Nel campo delle arti figurative si devono all'iniziativa del D. il restauro e l'omamento della Pala d'oro in S. Marco, compiuto fra il 1343 e il 1345, la commissione a Paolo Veneziano della Pala feriale, la costruzione della cappella di S. Isidoro nella basilica di S. Marco (terminata sotto il dogado di Giovanni Gradenigo nel 1355) con il ciclo di mosaici dedicati al santo nella parete settentrionale, e la commissione dei mosaici del battistero di S. Marco (in cui, come si è detto, compare l'immagine dello stesso Dandolo). Non è infine da escludere un ruolo attivo del D., allora procuratore di S. Marco, nella costruzione della nuova sala per il Maggior Consiglio iniziata nel 1340.
Negli anni in cui fu procuratore il D. avviò un programma di riordinamento della legislazione veneziana con la redazione della Summula Statutorum floridorum Veneciarum, comprendente le più importanti deliberazioni del Maggior Consiglio che non erano state inserite negli statuti del doge Iacopo Tiepolo del 1242. Raccogliendo in tre libri, relativi rispettivamente allo iudiciorum ordo, ai contractus e ai testamenta, le deliberazioni che, sebbene non approvate solennemente, avevano di fatto forza di legge tanto da integrare gli statuti ("que deficientibus statutis vicem ipsorum habere noscuntur"), si proponeva di fornire ai magistrati e ai notai veneziani un manuale per ovviare alla scarsa conoscenza della giurisprudenza formatasi intorno alle leggi, un problema, questo, già avvertito alcuni decenni prima da Iacopo Bertaldo con il suo Splendor Venetorum civitatis consuetudinum, anche se il D. propone una soluzione opposta a quella del Bertaldo, anteponendo alle consuetudini le deliberazioni degli organi legislativi dello Stato. Il D. proseguì inoltre nel cammino intrapreso con la già ricordata revisione degli statuti terminata nel 1346. Il Liber Sextus (così detto perché aggiunto ai cinque degli statuti del Tiepolo), ufficialmente pubblicato il 26 nov. 1346 con presentazione scritta dal doge, completò - la Summula con il carattere di ufficialità che a questa mancava, comprendendo in ottantaquattro capitoli i miglioramenti e le aggiunte ai primi cinque libri dopo il dogado del Tiepolo. A partire dal 1346, cioè dopo la pubblicazione del Liber Sextus, furono inoltre compilati il Liber Albus e il Liber Blancus contenenti, rispettivamente, i documenti relativi ai rapporti tenuti da Venezia con gli Stati orientali (Impero, Siria, Armenia, Cipro) e con quelli occidentali (Lombardia, Toscana, Romagna, Marca Anconitana e Sicilia) a partire dal sec. XI. Si trattò in pratica del riordino, condotto secondo criteri geografici e cronologici, del materiale contenuto in varie raccolte precedenti della Cancelleria ducale (soprattutto nei Libri Pactorum del sec. XIII) compiuto dal personale della Cancelleria sotto la guida del doge.

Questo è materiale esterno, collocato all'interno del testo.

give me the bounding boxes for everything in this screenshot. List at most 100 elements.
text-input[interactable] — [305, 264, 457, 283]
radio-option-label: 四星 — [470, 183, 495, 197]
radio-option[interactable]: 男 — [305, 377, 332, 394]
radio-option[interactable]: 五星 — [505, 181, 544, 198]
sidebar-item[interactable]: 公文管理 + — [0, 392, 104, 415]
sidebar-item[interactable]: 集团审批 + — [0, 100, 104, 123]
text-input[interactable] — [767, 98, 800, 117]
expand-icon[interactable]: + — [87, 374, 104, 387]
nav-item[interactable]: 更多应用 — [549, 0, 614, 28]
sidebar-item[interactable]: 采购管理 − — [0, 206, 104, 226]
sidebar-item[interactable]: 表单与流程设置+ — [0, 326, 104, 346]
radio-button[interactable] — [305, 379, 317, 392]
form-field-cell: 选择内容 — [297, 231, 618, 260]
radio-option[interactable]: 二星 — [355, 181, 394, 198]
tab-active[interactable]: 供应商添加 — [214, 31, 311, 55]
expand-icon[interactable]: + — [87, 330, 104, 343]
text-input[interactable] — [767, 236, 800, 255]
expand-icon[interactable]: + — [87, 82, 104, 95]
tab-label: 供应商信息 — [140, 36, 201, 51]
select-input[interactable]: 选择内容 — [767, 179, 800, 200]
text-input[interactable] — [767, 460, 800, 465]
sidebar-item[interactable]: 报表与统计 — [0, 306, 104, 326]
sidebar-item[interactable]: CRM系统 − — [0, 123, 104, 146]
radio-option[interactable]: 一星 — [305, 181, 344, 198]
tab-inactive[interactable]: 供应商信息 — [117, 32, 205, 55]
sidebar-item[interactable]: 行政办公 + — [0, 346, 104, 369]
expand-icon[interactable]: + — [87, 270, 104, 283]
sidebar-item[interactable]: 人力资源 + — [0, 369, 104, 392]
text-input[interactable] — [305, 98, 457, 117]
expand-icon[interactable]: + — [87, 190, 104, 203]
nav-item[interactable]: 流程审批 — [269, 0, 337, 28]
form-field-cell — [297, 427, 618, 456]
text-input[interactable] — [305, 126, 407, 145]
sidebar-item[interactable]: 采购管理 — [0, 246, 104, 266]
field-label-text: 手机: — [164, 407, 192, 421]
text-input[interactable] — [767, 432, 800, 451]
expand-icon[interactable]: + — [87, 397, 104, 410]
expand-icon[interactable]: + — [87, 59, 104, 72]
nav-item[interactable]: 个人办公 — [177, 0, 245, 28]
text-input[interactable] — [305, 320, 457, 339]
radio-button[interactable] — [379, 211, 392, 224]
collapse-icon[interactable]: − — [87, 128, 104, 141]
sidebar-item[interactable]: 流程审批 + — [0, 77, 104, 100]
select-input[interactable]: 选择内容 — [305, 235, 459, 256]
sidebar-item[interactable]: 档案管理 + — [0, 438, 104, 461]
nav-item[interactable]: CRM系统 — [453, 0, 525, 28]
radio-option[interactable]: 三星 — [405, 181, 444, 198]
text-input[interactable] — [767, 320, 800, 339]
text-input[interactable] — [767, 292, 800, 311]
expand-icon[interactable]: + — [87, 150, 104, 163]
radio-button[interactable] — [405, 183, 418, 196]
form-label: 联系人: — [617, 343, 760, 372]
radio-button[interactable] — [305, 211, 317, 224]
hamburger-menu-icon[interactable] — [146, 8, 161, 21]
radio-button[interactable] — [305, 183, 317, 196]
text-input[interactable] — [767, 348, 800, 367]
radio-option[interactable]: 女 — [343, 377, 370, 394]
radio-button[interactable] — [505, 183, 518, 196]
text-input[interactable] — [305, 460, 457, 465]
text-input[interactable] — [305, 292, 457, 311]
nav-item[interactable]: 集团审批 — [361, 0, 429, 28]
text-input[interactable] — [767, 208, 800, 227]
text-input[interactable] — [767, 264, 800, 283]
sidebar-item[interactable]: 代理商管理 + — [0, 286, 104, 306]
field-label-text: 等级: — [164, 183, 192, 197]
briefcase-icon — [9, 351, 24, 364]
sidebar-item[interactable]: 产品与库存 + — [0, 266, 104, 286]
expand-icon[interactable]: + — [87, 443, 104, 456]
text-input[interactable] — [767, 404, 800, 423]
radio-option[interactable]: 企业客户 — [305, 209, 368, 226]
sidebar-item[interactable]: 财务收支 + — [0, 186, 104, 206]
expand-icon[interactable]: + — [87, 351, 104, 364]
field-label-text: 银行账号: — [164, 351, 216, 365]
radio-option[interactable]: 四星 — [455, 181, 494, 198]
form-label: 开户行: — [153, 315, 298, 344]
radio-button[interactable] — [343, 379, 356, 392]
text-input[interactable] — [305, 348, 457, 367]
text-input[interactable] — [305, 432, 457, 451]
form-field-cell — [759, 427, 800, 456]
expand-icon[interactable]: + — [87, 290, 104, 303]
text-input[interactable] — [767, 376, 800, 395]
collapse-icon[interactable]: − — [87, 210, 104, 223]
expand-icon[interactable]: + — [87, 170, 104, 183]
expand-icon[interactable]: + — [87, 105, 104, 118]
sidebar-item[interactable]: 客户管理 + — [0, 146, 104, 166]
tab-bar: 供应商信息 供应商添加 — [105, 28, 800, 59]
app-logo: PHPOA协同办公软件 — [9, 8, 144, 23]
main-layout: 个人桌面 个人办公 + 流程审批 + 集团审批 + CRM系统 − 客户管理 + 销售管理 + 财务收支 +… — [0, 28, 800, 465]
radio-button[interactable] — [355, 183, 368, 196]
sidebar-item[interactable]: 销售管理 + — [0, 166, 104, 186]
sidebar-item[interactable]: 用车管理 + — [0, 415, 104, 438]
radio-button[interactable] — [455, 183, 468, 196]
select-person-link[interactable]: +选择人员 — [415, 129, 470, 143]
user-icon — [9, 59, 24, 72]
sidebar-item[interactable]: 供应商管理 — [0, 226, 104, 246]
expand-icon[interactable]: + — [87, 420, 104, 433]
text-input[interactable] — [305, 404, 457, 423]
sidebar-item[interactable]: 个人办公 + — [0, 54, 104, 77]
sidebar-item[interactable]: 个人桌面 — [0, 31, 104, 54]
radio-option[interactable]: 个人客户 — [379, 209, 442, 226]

Ma la fama dei D. è soprattutto legata alla sua attività storiografica. Da procuratore compose una Chronica brevis dalle origini di Venezia al 1342 (cioè alla morte di Bartolomeo Gradenigo): rapido manuale di storia veneziana, verosimilmente redatto per servire ai procuratori di S. Marco, nel cui archivio sembra esser stato depositato l'originale, oggi perduto. La Chronica brevis - notevole fra l'altro come prima opera di tal genere composta da un personaggio di rilievo pubblico - ebbe molta fortuna e tre continuazioni nel sec. XIV (una di queste è dovuta al Caresini).
Tra il 1343 e la fine del 1352 il D. compose e pubblicò con l'aiuto dei personale di Cancelleria la Chronica per extensum descripta dal 48 al 1280 d. C., la cui esistenza fu ufficialmente annunziata o dominis consiliariis civitatis Venetiarum nec non universitati civitatis eiusdem" dal Ravignani il 5 dic. 1352. La cronaca, che prende le mosse dal leggendario arrivo di s. Marco ad Aquileia' ci è giunta acefala, in quanto inizia con 5 quarto libro. Nei tre libri mancanti - e, a quanto si ritiene, mai scritti - doveva probabilmente essere inserita una sintesi degli avvenimenti dall'origine del mondo o, secondo un'altra ipotesi, un corpus documentario comprendente forse il Liber Albus, il Liber Blancus e una delle opere legislative del Dandolo. Incerto è anche il motivo dell'interruzione al 1280, variamente interpretata dai critici moderni in funzione polemica nei confronti della serrata del Maggior Consiglio o, più semplicemente, in rapporto allo scoppio della guerra con Genova, vicenda che avrebbe assorbito il doge con preoccupazioni più urgenti.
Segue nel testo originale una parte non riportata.